Given the struggles caused by the still ongoing energy crisis, there is a lot of pressure to keep those free allowances around for longer, instead of phasing them out completely by 2034.

Those industries that claim the ETS is making life too difficult will be making their case against those businesses that have already started making green investments and do not want to be punished for being frontrunners.

Thirdly, the ETS generates billions of euros every year through the sale of pollution permits. That money is returned to national budgets, where it is supposed to be spent on climate and energy related investments.

This new review could make the case for that money to be spent even more prudently on the kinds of projects and measures that will accelerate the redundancy of the emissions trading system.

National governments jealously guard their right to spend that money however they see fit, but it is becoming rather untenable for the EU to not put stricter checks and balances on these revenue streams.
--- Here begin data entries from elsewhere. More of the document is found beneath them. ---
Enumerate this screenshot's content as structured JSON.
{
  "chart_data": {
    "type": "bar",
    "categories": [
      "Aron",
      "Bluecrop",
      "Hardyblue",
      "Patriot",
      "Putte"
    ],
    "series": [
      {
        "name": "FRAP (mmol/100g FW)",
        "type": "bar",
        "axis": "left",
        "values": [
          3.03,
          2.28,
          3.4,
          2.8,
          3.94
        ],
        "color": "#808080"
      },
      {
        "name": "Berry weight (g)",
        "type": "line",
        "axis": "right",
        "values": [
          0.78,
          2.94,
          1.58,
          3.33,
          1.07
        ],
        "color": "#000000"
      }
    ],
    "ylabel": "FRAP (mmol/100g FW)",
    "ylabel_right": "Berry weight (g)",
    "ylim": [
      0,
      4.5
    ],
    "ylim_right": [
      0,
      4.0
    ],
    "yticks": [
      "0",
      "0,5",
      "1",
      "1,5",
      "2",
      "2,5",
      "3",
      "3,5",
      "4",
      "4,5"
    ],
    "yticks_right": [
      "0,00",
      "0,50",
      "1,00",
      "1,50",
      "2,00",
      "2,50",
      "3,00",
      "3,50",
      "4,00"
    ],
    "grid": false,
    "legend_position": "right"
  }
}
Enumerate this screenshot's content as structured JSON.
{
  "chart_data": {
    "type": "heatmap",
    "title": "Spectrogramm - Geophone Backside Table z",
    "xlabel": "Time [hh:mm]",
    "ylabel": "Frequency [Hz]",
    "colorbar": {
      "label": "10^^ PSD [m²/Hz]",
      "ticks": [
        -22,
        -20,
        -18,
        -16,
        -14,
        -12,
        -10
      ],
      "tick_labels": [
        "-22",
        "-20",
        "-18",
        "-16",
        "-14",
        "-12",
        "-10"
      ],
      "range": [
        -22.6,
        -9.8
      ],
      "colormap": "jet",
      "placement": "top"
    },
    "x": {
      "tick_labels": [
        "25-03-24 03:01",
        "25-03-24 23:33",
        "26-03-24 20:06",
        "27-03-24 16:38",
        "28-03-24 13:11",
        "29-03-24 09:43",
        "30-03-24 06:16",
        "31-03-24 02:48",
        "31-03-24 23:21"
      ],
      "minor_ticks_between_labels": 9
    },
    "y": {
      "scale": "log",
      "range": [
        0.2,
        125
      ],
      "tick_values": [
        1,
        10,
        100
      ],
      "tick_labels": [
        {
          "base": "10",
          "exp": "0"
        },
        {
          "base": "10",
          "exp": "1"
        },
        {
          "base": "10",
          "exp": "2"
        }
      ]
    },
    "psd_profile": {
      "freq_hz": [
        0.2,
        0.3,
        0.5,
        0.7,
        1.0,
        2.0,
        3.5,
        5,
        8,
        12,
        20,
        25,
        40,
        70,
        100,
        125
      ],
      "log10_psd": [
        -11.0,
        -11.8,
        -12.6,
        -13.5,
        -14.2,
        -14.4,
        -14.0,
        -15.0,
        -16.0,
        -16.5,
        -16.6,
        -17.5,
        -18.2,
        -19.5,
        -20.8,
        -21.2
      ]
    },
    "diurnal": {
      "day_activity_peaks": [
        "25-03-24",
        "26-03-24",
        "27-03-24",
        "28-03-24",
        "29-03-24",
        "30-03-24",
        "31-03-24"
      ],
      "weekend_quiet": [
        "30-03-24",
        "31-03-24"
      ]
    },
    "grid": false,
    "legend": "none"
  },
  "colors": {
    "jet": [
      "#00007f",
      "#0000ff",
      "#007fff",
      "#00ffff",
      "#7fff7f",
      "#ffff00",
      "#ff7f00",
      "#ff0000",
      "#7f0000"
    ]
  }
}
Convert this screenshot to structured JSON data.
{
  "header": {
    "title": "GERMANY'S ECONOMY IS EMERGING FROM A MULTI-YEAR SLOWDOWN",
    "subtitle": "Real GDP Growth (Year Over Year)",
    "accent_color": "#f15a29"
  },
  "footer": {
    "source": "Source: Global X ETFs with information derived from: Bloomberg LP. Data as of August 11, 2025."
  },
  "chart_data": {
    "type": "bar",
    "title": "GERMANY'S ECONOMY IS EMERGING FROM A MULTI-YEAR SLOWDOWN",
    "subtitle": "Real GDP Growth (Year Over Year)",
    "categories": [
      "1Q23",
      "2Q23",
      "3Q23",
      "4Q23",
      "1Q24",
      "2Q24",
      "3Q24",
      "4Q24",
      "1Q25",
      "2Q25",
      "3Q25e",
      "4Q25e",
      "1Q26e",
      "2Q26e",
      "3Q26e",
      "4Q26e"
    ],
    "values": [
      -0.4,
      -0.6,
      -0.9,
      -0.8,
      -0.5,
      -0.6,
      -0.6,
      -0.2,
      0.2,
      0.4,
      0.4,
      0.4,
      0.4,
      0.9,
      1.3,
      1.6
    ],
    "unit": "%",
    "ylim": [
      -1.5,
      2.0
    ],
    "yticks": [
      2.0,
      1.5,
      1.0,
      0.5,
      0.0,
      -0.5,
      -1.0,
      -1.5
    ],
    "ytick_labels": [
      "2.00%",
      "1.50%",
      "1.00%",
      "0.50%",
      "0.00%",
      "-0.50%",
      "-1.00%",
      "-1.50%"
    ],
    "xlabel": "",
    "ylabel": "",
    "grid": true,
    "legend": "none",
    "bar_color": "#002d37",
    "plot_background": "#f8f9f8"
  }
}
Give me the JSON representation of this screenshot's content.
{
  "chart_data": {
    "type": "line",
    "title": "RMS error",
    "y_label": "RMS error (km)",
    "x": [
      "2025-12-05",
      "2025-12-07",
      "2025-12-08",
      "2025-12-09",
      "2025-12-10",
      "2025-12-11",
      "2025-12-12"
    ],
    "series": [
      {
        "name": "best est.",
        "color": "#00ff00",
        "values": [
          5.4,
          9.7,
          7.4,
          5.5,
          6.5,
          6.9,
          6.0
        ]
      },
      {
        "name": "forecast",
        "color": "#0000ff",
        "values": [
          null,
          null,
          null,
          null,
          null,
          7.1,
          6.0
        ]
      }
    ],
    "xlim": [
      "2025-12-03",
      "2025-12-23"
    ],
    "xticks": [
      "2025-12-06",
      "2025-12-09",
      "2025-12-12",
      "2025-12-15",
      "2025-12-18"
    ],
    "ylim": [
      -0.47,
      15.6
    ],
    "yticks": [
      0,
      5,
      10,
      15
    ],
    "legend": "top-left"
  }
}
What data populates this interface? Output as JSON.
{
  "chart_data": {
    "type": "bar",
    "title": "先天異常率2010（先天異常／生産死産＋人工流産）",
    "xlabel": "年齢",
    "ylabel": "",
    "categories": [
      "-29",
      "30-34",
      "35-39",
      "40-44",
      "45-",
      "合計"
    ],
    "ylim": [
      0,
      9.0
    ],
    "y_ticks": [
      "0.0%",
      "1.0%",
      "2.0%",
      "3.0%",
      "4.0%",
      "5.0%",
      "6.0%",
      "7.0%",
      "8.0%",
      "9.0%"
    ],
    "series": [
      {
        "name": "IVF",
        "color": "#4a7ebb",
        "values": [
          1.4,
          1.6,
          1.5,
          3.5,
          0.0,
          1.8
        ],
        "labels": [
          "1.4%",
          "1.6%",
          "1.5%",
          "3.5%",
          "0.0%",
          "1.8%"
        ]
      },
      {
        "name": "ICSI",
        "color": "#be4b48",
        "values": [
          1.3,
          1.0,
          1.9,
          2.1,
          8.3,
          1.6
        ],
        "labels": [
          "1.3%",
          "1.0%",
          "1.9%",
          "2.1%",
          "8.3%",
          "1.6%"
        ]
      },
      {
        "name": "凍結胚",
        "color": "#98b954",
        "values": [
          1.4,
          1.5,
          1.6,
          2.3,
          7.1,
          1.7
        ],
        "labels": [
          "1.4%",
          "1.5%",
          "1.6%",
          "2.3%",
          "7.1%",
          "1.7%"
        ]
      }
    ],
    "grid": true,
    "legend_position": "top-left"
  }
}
Thankfully, the EU seems to have resisted calls from some governments to really water down the ETS and any idea that the market could be suspended has definitely been dismissed.

All it’s cracked up to be?

Carbon pricing was supposed to be the great hope for global climate action. The EU’s forging of an emissions trading path was meant to prompt other countries to do the same and sing from the same hymn sheet.

That has happened to an extent: some countries have adopted their own carbon markets in response, in order to try and avoid the worst of carbon border taxation. But it hasn’t triggered a revolution.

Instead, China and the United States are, perhaps surprisingly, arguably doing more to decarbonise the planet.

China’s huge investments in clean tech manufacturing means that it is cheaper than ever to buy equipment that helps neutralise emissions, be they solar panels, heat pumps or electric vehicles.

And the United States, despite attacking renewable energy generation whenever possible and pushing for more fossil fuel production, has helped cause such a profound energy shock that it’s rewriting the script on how and where countries get their energy.

Carbon pricing remains essential in Europe but its global impact is still yet to be even partly realised and ongoing efforts to develop some sort of international system do not seem to be going anywhere.